Many readers are bristling over my statement, “It’s a free country, but I get queasy with boycotts to target disgusting but free speech.” One writes:
For your information, Mr. Sullivan, the only recourse we have against the revolting Rush Limbaugh is to boycott his advertisers. He’s got big, big money behind him and absolutely no sense of shame. I can think of no reason why the people of this country should be involuntarily exposed to the increasingly vicious and mendacious rants of this individual, when there is a way to dial him back. Nobody from the government is trying to stop him. His fellow citizens are simply exercising THEIR rights.
No one is involuntarily exposed to his poison; and he earned the big bucks by peddling this crap. That’s the American way. Yes, I’m relieved that the government is not intervening, but the First Amendment ensures that. The right way to counter his speech, in my view, is with speech, not threats to his livelihood.
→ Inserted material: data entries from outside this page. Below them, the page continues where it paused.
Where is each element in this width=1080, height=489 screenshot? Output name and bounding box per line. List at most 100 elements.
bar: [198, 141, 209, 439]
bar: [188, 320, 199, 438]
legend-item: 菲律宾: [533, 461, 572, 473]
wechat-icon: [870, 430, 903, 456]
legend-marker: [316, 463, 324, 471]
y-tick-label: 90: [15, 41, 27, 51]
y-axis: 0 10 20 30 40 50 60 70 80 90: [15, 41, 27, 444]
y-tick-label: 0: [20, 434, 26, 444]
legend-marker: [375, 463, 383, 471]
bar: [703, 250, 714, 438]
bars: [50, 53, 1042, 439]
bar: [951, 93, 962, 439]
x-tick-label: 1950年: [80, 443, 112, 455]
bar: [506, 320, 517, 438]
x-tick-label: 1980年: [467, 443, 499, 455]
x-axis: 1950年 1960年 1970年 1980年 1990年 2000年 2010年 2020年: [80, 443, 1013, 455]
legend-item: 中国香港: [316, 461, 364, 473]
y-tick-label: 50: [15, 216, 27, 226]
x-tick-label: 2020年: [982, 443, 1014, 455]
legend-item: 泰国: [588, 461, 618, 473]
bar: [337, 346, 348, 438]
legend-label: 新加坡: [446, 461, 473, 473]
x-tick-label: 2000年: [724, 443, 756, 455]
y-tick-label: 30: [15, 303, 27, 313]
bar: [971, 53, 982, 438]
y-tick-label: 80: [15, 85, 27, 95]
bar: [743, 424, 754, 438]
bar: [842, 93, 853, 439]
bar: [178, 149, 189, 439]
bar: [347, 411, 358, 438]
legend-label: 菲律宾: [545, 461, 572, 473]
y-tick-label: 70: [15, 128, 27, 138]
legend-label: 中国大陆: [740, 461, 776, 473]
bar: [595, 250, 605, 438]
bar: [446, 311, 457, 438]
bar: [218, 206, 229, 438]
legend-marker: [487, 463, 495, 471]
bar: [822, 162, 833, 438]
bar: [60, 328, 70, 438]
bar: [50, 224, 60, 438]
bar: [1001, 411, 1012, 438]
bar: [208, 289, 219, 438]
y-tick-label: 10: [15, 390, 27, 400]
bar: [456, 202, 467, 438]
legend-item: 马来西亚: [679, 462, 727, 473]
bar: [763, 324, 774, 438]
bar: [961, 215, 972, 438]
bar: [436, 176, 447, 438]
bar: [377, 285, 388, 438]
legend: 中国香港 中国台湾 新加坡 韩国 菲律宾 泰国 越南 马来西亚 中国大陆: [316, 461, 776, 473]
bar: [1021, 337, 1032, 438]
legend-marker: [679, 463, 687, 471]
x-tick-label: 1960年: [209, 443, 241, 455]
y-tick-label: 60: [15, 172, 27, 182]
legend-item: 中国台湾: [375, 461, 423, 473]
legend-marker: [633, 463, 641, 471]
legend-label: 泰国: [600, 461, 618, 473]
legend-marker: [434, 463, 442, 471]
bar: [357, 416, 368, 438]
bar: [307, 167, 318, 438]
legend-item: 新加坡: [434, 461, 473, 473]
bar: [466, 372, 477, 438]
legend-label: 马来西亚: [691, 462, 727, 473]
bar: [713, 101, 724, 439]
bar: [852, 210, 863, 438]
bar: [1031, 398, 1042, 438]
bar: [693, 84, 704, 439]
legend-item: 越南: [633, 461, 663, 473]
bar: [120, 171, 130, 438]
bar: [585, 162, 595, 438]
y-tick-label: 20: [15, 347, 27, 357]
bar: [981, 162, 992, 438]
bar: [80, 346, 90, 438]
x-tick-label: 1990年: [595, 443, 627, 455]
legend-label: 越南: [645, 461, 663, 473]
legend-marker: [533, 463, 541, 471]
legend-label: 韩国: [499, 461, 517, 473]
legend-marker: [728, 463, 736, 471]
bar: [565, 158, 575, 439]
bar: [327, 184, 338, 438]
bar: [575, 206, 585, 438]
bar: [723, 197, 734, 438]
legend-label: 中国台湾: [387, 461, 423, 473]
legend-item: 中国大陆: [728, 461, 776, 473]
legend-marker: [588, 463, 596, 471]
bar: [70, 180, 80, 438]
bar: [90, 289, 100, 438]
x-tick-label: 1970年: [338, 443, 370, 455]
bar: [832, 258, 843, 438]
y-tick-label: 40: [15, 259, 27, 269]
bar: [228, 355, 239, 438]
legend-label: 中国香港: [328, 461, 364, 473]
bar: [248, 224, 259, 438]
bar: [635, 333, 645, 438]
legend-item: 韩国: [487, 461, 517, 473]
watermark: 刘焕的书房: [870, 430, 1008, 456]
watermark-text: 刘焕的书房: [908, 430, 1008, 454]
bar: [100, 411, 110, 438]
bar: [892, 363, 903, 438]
Another writes:
Free speech is my unabashed favorite of our constitutional protections. And as much as I loathe Limbaugh’s politics, public persona, and recent remarks, I’d side with you against anyone arguing that he shouldn’t be allowed to say those things, or that people shouldn’t be allowed to listen to him. But I fail to see how that’s happening here. Like anyone’s free speech, Limbaugh’s has consequences.
People are choosing not to listen to him, and they’re choosing to pull their financial support from the people who, by funding him, give tacit approval to his opinions and expressions. They’re voting with their feet and their dollars, and protesting what he said, not his right to say it. If Limbaugh’s loyal fans and listeners agree with his remarks, they can similarly pledge their patronage to other companies that might now step in to sponsor his show. So how is this particular form of protest anything but the free market in action?
Even if his radio show goes off the air – and I doubt it will – Rush will still be able to broadcast his views freely to the entire world over the Internet. His actual ability to speak and be heard might be more limited than it is now, but it won’t be stifled. The people behind this boycott are simply exercising their right not to financially support (directly or otherwise) the content of his discourse.
This is right, of course. And I am not saying that boycotts are somehow illegal or always disturbing. It simply remains a guiding principle of mine that you argue your case, you counter and expose arguments that don’t work, or lies that can be debunked, or smears that are disgusting. But I don’t like the desire to silence someone through economic pressure. It comes from an illiberal place.
We can be better than the Greater Israel lobby and its assorted backers.